Sure, we’re all for ostracizing fossil fuel executives and others who lobby elected officials, strong-arm regulators, intimidate landowners and in some cases instigate lethal violence against protectors of nature, all to extract more petrol whose combustion products add to climate wreckage. But at what point, if ever, does this ostracism penetrate to Joe Sixpack in the showroom choosing between the F-150 that delivers 22 miles to the gallon and the F-350 that gets just 15? Or to the councilmember of a transit-rich city or suburb being pressured by NIMBY’s to reject upzoning and thus force local schoolteachers and sanitation workers to move to the auto-dependent exurban fringe? Or her counterpart in rural America or England who next week must cast the deciding vote on a wind or solar farm whose production would help phase out the gas-fired power plant three townships over?
We’ll say it again.

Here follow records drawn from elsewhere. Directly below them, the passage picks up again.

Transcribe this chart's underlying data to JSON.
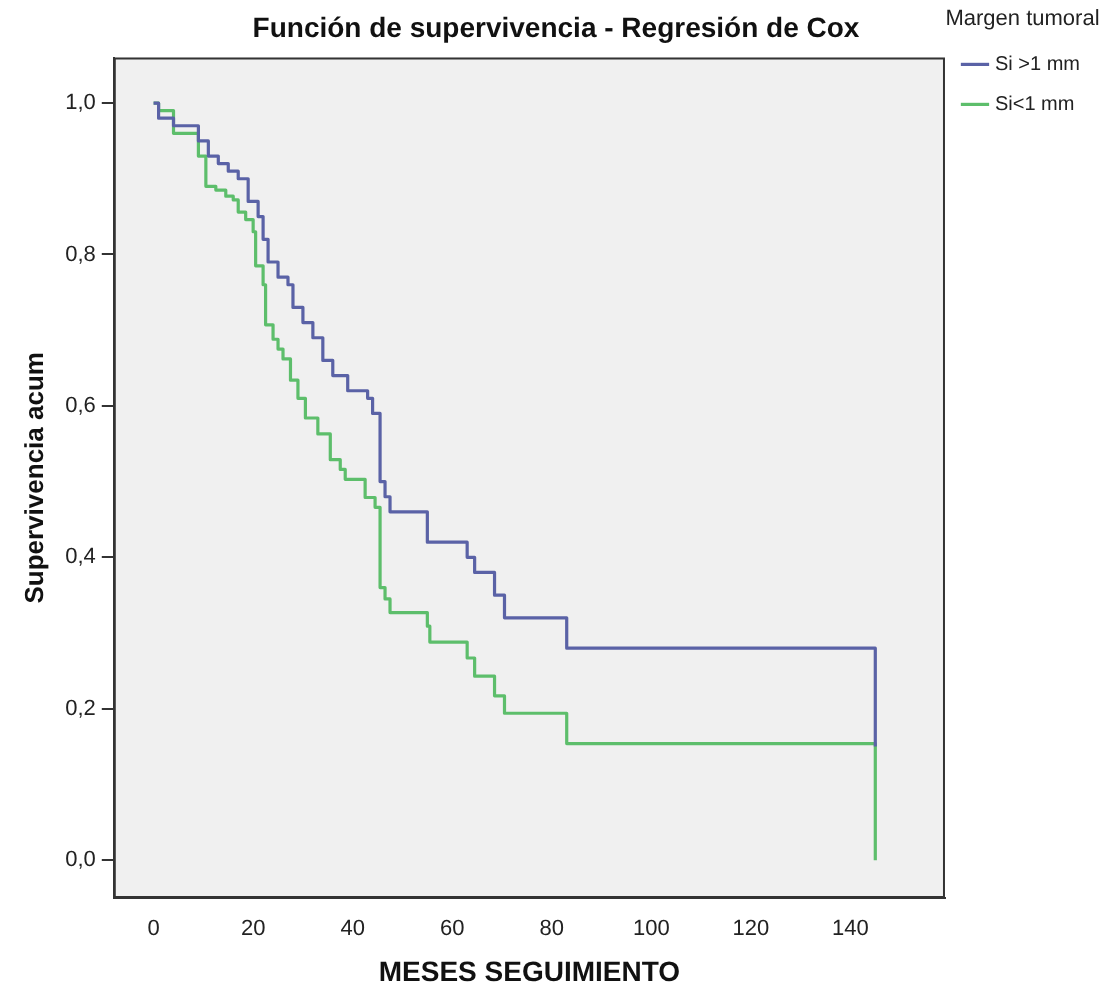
{
  "chart_data": {
    "type": "step",
    "title": "Función de supervivencia - Regresión de Cox",
    "xlabel": "MESES SEGUIMIENTO",
    "ylabel": "Supervivencia acum",
    "legend_title": "Margen tumoral",
    "legend": "top right",
    "grid": false,
    "marker": "none",
    "line_style": "solid",
    "xlim": [
      -8,
      159
    ],
    "xticks": [
      0,
      20,
      40,
      60,
      80,
      100,
      120,
      140
    ],
    "ylim": [
      -0.05,
      1.06
    ],
    "yticks": [
      {
        "value": 0,
        "label": "0,0"
      },
      {
        "value": 0.2,
        "label": "0,2"
      },
      {
        "value": 0.4,
        "label": "0,4"
      },
      {
        "value": 0.6,
        "label": "0,6"
      },
      {
        "value": 0.8,
        "label": "0,8"
      },
      {
        "value": 1,
        "label": "1,0"
      }
    ],
    "series": [
      {
        "name": "Si >1 mm",
        "color": "#5a62a6",
        "x": [
          0,
          1,
          4,
          9,
          11,
          13,
          15,
          17,
          19,
          21,
          22,
          23,
          25,
          27,
          28,
          30,
          32,
          34,
          36,
          39,
          43,
          44,
          45.5,
          46.5,
          47.5,
          55,
          63,
          64.5,
          68.5,
          70.5,
          83,
          145
        ],
        "values": [
          1,
          0.98,
          0.97,
          0.95,
          0.93,
          0.92,
          0.91,
          0.9,
          0.87,
          0.85,
          0.82,
          0.79,
          0.77,
          0.76,
          0.73,
          0.71,
          0.69,
          0.66,
          0.64,
          0.62,
          0.61,
          0.59,
          0.5,
          0.48,
          0.46,
          0.42,
          0.4,
          0.38,
          0.35,
          0.32,
          0.28,
          0.15
        ]
      },
      {
        "name": "Si<1 mm",
        "color": "#5dbe6b",
        "x": [
          0,
          1,
          4,
          9,
          10.5,
          12.5,
          14.5,
          16,
          17,
          18.5,
          20,
          20.5,
          22,
          22.5,
          24,
          25,
          26,
          27.5,
          29,
          30.5,
          33,
          35.5,
          37.5,
          38.5,
          42.5,
          44.5,
          45.5,
          46.5,
          47.5,
          55,
          55.5,
          63,
          64.5,
          68.5,
          70.5,
          83,
          145
        ],
        "values": [
          1,
          0.99,
          0.96,
          0.93,
          0.89,
          0.885,
          0.877,
          0.872,
          0.856,
          0.846,
          0.83,
          0.785,
          0.76,
          0.707,
          0.688,
          0.675,
          0.662,
          0.634,
          0.61,
          0.584,
          0.563,
          0.529,
          0.516,
          0.503,
          0.479,
          0.466,
          0.36,
          0.345,
          0.327,
          0.309,
          0.288,
          0.267,
          0.243,
          0.217,
          0.194,
          0.154,
          0
        ]
      }
    ]
  }
}
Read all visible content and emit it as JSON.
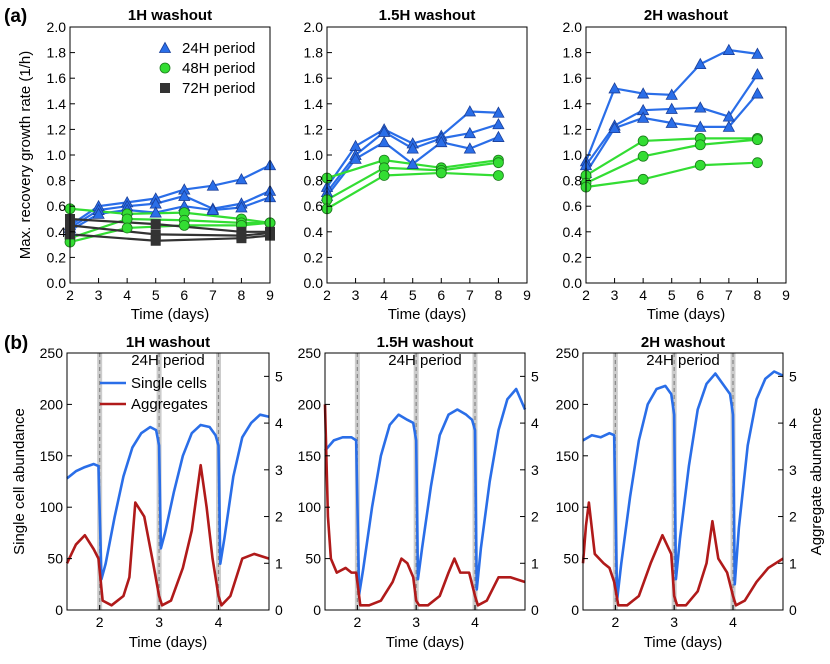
{
  "panel_labels": [
    "(a)",
    "(b)"
  ],
  "chart_data": [
    {
      "type": "line",
      "title": "1H washout",
      "xlabel": "Time (days)",
      "ylabel": "Max. recovery growth rate (1/h)",
      "xlim": [
        2,
        9
      ],
      "ylim": [
        0.0,
        2.0
      ],
      "xticks": [
        "2",
        "3",
        "4",
        "5",
        "6",
        "7",
        "8",
        "9"
      ],
      "yticks": [
        "0.0",
        "0.2",
        "0.4",
        "0.6",
        "0.8",
        "1.0",
        "1.2",
        "1.4",
        "1.6",
        "1.8",
        "2.0"
      ],
      "legend": [
        {
          "label": "24H period",
          "color": "#2a6ee8",
          "marker": "triangle"
        },
        {
          "label": "48H period",
          "color": "#33dd33",
          "marker": "circle"
        },
        {
          "label": "72H period",
          "color": "#333333",
          "marker": "square"
        }
      ],
      "series": [
        {
          "name": "24H period",
          "color": "#2a6ee8",
          "marker": "triangle",
          "x": [
            2,
            3,
            4,
            5,
            6,
            7,
            8,
            9
          ],
          "y": [
            0.45,
            0.6,
            0.63,
            0.66,
            0.73,
            0.76,
            0.81,
            0.92
          ]
        },
        {
          "name": "24H period",
          "color": "#2a6ee8",
          "marker": "triangle",
          "x": [
            2,
            3,
            4,
            5,
            6,
            7,
            8,
            9
          ],
          "y": [
            0.43,
            0.57,
            0.6,
            0.62,
            0.68,
            0.58,
            0.62,
            0.72
          ]
        },
        {
          "name": "24H period",
          "color": "#2a6ee8",
          "marker": "triangle",
          "x": [
            2,
            3,
            4,
            5,
            6,
            7,
            8,
            9
          ],
          "y": [
            0.41,
            0.54,
            0.57,
            0.55,
            0.6,
            0.57,
            0.59,
            0.67
          ]
        },
        {
          "name": "48H period",
          "color": "#33dd33",
          "marker": "circle",
          "x": [
            2,
            4,
            6,
            8,
            9
          ],
          "y": [
            0.58,
            0.54,
            0.55,
            0.5,
            0.47
          ]
        },
        {
          "name": "48H period",
          "color": "#33dd33",
          "marker": "circle",
          "x": [
            2,
            4,
            6,
            8,
            9
          ],
          "y": [
            0.35,
            0.5,
            0.49,
            0.47,
            0.47
          ]
        },
        {
          "name": "48H period",
          "color": "#33dd33",
          "marker": "circle",
          "x": [
            2,
            4,
            6,
            8,
            9
          ],
          "y": [
            0.32,
            0.43,
            0.45,
            0.45,
            0.47
          ]
        },
        {
          "name": "72H period",
          "color": "#333333",
          "marker": "square",
          "x": [
            2,
            5,
            8,
            9
          ],
          "y": [
            0.5,
            0.46,
            0.4,
            0.4
          ]
        },
        {
          "name": "72H period",
          "color": "#333333",
          "marker": "square",
          "x": [
            2,
            5,
            8,
            9
          ],
          "y": [
            0.45,
            0.38,
            0.37,
            0.39
          ]
        },
        {
          "name": "72H period",
          "color": "#333333",
          "marker": "square",
          "x": [
            2,
            5,
            8,
            9
          ],
          "y": [
            0.38,
            0.33,
            0.35,
            0.37
          ]
        }
      ]
    },
    {
      "type": "line",
      "title": "1.5H washout",
      "xlabel": "Time (days)",
      "ylabel": "",
      "xlim": [
        2,
        9
      ],
      "ylim": [
        0.0,
        2.0
      ],
      "xticks": [
        "2",
        "3",
        "4",
        "5",
        "6",
        "7",
        "8",
        "9"
      ],
      "yticks": [
        "0.0",
        "0.2",
        "0.4",
        "0.6",
        "0.8",
        "1.0",
        "1.2",
        "1.4",
        "1.6",
        "1.8",
        "2.0"
      ],
      "series": [
        {
          "name": "24H period",
          "color": "#2a6ee8",
          "marker": "triangle",
          "x": [
            2,
            3,
            4,
            5,
            6,
            7,
            8
          ],
          "y": [
            0.75,
            1.07,
            1.2,
            1.09,
            1.15,
            1.34,
            1.33
          ]
        },
        {
          "name": "24H period",
          "color": "#2a6ee8",
          "marker": "triangle",
          "x": [
            2,
            3,
            4,
            5,
            6,
            7,
            8
          ],
          "y": [
            0.71,
            1.0,
            1.18,
            1.05,
            1.13,
            1.17,
            1.24
          ]
        },
        {
          "name": "24H period",
          "color": "#2a6ee8",
          "marker": "triangle",
          "x": [
            2,
            3,
            4,
            5,
            6,
            7,
            8
          ],
          "y": [
            0.68,
            0.97,
            1.1,
            0.93,
            1.1,
            1.05,
            1.14
          ]
        },
        {
          "name": "48H period",
          "color": "#33dd33",
          "marker": "circle",
          "x": [
            2,
            4,
            6,
            8
          ],
          "y": [
            0.82,
            0.96,
            0.9,
            0.96
          ]
        },
        {
          "name": "48H period",
          "color": "#33dd33",
          "marker": "circle",
          "x": [
            2,
            4,
            6,
            8
          ],
          "y": [
            0.65,
            0.9,
            0.88,
            0.94
          ]
        },
        {
          "name": "48H period",
          "color": "#33dd33",
          "marker": "circle",
          "x": [
            2,
            4,
            6,
            8
          ],
          "y": [
            0.58,
            0.84,
            0.86,
            0.84
          ]
        }
      ]
    },
    {
      "type": "line",
      "title": "2H washout",
      "xlabel": "Time (days)",
      "ylabel": "",
      "xlim": [
        2,
        9
      ],
      "ylim": [
        0.0,
        2.0
      ],
      "xticks": [
        "2",
        "3",
        "4",
        "5",
        "6",
        "7",
        "8",
        "9"
      ],
      "yticks": [
        "0.0",
        "0.2",
        "0.4",
        "0.6",
        "0.8",
        "1.0",
        "1.2",
        "1.4",
        "1.6",
        "1.8",
        "2.0"
      ],
      "series": [
        {
          "name": "24H period",
          "color": "#2a6ee8",
          "marker": "triangle",
          "x": [
            2,
            3,
            4,
            5,
            6,
            7,
            8
          ],
          "y": [
            0.95,
            1.52,
            1.48,
            1.47,
            1.71,
            1.82,
            1.79
          ]
        },
        {
          "name": "24H period",
          "color": "#2a6ee8",
          "marker": "triangle",
          "x": [
            2,
            3,
            4,
            5,
            6,
            7,
            8
          ],
          "y": [
            0.92,
            1.23,
            1.35,
            1.36,
            1.37,
            1.3,
            1.63
          ]
        },
        {
          "name": "24H period",
          "color": "#2a6ee8",
          "marker": "triangle",
          "x": [
            2,
            3,
            4,
            5,
            6,
            7,
            8
          ],
          "y": [
            0.86,
            1.21,
            1.29,
            1.25,
            1.22,
            1.22,
            1.48
          ]
        },
        {
          "name": "48H period",
          "color": "#33dd33",
          "marker": "circle",
          "x": [
            2,
            4,
            6,
            8
          ],
          "y": [
            0.84,
            1.11,
            1.13,
            1.13
          ]
        },
        {
          "name": "48H period",
          "color": "#33dd33",
          "marker": "circle",
          "x": [
            2,
            4,
            6,
            8
          ],
          "y": [
            0.78,
            0.99,
            1.08,
            1.12
          ]
        },
        {
          "name": "48H period",
          "color": "#33dd33",
          "marker": "circle",
          "x": [
            2,
            4,
            6,
            8
          ],
          "y": [
            0.75,
            0.81,
            0.92,
            0.94
          ]
        }
      ]
    },
    {
      "type": "line",
      "title": "1H washout",
      "subtitle": "24H period",
      "xlabel": "Time (days)",
      "ylabel": "Single cell abundance",
      "xlim": [
        1.45,
        4.85
      ],
      "ylim": [
        0,
        250
      ],
      "y2lim": [
        0,
        5.5
      ],
      "xticks": [
        "2",
        "3",
        "4"
      ],
      "yticks": [
        "0",
        "50",
        "100",
        "150",
        "200",
        "250"
      ],
      "y2ticks": [
        "0",
        "1",
        "2",
        "3",
        "4",
        "5"
      ],
      "washouts": [
        2.0,
        3.0,
        4.0
      ],
      "legend": [
        {
          "label": "Single cells",
          "color": "#2a6ee8"
        },
        {
          "label": "Aggregates",
          "color": "#b01a1a"
        }
      ],
      "series": [
        {
          "name": "Single cells",
          "axis": "left",
          "color": "#2a6ee8",
          "x": [
            1.45,
            1.6,
            1.75,
            1.9,
            1.98,
            2.03,
            2.1,
            2.25,
            2.4,
            2.55,
            2.7,
            2.85,
            2.95,
            3.0,
            3.03,
            3.1,
            3.25,
            3.4,
            3.55,
            3.7,
            3.85,
            3.95,
            4.0,
            4.03,
            4.1,
            4.25,
            4.4,
            4.55,
            4.7,
            4.85
          ],
          "y": [
            128,
            135,
            139,
            142,
            140,
            30,
            45,
            90,
            130,
            158,
            172,
            178,
            175,
            160,
            60,
            75,
            115,
            150,
            172,
            180,
            178,
            170,
            160,
            45,
            70,
            130,
            168,
            182,
            190,
            188
          ]
        },
        {
          "name": "Aggregates",
          "axis": "right",
          "color": "#b01a1a",
          "x": [
            1.45,
            1.6,
            1.75,
            1.9,
            1.98,
            2.05,
            2.2,
            2.4,
            2.5,
            2.6,
            2.75,
            2.9,
            3.0,
            3.05,
            3.2,
            3.4,
            3.55,
            3.7,
            3.8,
            3.9,
            4.0,
            4.05,
            4.2,
            4.4,
            4.6,
            4.85
          ],
          "y": [
            1.0,
            1.4,
            1.6,
            1.3,
            1.1,
            0.2,
            0.1,
            0.3,
            0.7,
            2.3,
            2.0,
            1.0,
            0.3,
            0.1,
            0.2,
            0.9,
            1.7,
            3.1,
            2.2,
            1.1,
            0.3,
            0.1,
            0.3,
            1.1,
            1.2,
            1.1
          ]
        }
      ]
    },
    {
      "type": "line",
      "title": "1.5H washout",
      "subtitle": "24H period",
      "xlabel": "Time (days)",
      "ylabel": "",
      "xlim": [
        1.45,
        4.85
      ],
      "ylim": [
        0,
        250
      ],
      "y2lim": [
        0,
        5.5
      ],
      "xticks": [
        "2",
        "3",
        "4"
      ],
      "yticks": [
        "0",
        "50",
        "100",
        "150",
        "200",
        "250"
      ],
      "y2ticks": [
        "0",
        "1",
        "2",
        "3",
        "4",
        "5"
      ],
      "washouts": [
        2.0,
        3.0,
        4.0
      ],
      "series": [
        {
          "name": "Single cells",
          "axis": "left",
          "color": "#2a6ee8",
          "x": [
            1.45,
            1.6,
            1.75,
            1.9,
            1.98,
            2.03,
            2.1,
            2.25,
            2.4,
            2.55,
            2.7,
            2.85,
            2.95,
            3.0,
            3.03,
            3.1,
            3.25,
            3.4,
            3.55,
            3.7,
            3.85,
            3.95,
            4.0,
            4.03,
            4.1,
            4.25,
            4.4,
            4.55,
            4.7,
            4.85
          ],
          "y": [
            155,
            165,
            168,
            168,
            165,
            15,
            40,
            100,
            150,
            180,
            190,
            185,
            182,
            165,
            30,
            60,
            120,
            170,
            190,
            195,
            190,
            185,
            175,
            20,
            60,
            125,
            175,
            205,
            215,
            195
          ]
        },
        {
          "name": "Aggregates",
          "axis": "right",
          "color": "#b01a1a",
          "x": [
            1.45,
            1.5,
            1.55,
            1.65,
            1.8,
            1.9,
            1.98,
            2.05,
            2.2,
            2.4,
            2.6,
            2.75,
            2.85,
            2.95,
            3.0,
            3.05,
            3.2,
            3.4,
            3.55,
            3.65,
            3.75,
            3.9,
            4.0,
            4.05,
            4.2,
            4.4,
            4.6,
            4.85
          ],
          "y": [
            4.4,
            2.0,
            1.1,
            0.8,
            0.9,
            0.8,
            0.8,
            0.1,
            0.1,
            0.2,
            0.6,
            1.1,
            1.0,
            0.7,
            0.2,
            0.1,
            0.1,
            0.3,
            0.8,
            1.1,
            0.8,
            0.8,
            0.3,
            0.1,
            0.2,
            0.7,
            0.7,
            0.6
          ]
        }
      ]
    },
    {
      "type": "line",
      "title": "2H washout",
      "subtitle": "24H period",
      "xlabel": "Time (days)",
      "ylabel": "Aggregate abundance",
      "xlim": [
        1.45,
        4.85
      ],
      "ylim": [
        0,
        250
      ],
      "y2lim": [
        0,
        5.5
      ],
      "xticks": [
        "2",
        "3",
        "4"
      ],
      "yticks": [
        "0",
        "50",
        "100",
        "150",
        "200",
        "250"
      ],
      "y2ticks": [
        "0",
        "1",
        "2",
        "3",
        "4",
        "5"
      ],
      "washouts": [
        2.0,
        3.0,
        4.0
      ],
      "series": [
        {
          "name": "Single cells",
          "axis": "left",
          "color": "#2a6ee8",
          "x": [
            1.45,
            1.6,
            1.75,
            1.9,
            1.98,
            2.03,
            2.1,
            2.25,
            2.4,
            2.55,
            2.7,
            2.85,
            2.95,
            3.0,
            3.03,
            3.1,
            3.25,
            3.4,
            3.55,
            3.7,
            3.85,
            3.95,
            4.0,
            4.03,
            4.1,
            4.25,
            4.4,
            4.55,
            4.7,
            4.85
          ],
          "y": [
            165,
            170,
            168,
            172,
            170,
            10,
            45,
            110,
            165,
            200,
            215,
            218,
            210,
            190,
            30,
            70,
            140,
            195,
            220,
            230,
            218,
            210,
            190,
            25,
            80,
            160,
            205,
            225,
            232,
            228
          ]
        },
        {
          "name": "Aggregates",
          "axis": "right",
          "color": "#b01a1a",
          "x": [
            1.45,
            1.5,
            1.55,
            1.65,
            1.8,
            1.9,
            1.98,
            2.05,
            2.2,
            2.4,
            2.6,
            2.8,
            2.95,
            3.0,
            3.05,
            3.2,
            3.4,
            3.55,
            3.65,
            3.75,
            3.9,
            4.0,
            4.05,
            4.2,
            4.4,
            4.6,
            4.85
          ],
          "y": [
            1.0,
            1.8,
            2.3,
            1.2,
            1.0,
            0.9,
            0.6,
            0.1,
            0.1,
            0.3,
            1.0,
            1.6,
            1.2,
            0.3,
            0.1,
            0.1,
            0.4,
            1.0,
            1.9,
            1.1,
            0.8,
            0.3,
            0.1,
            0.2,
            0.6,
            0.9,
            1.1
          ]
        }
      ]
    }
  ]
}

In our view, the level of carbon emissions today and in the future is determined far more by structures of settlement, commerce and identity than by the decisions of a few hundred oil executive and business tycoons — whom we regard in any event as largely interchangeable, so long as demand renders their functions essential and profitable. And those structures, while seemingly unshakable, can be weakened and brought down with the help of carbon taxes.
Breaking Big Carbon requires huge mobilization along interconnected fronts of political action, public investment, culture change and carbon taxing. Exposing and stopping the oil industry’s cynical use of people’s longing for artistic experience is good work, and we support those doing it. But it’s not a substitute for the hard slog of politics, investment and carbon pricing. Let’s keep on with them.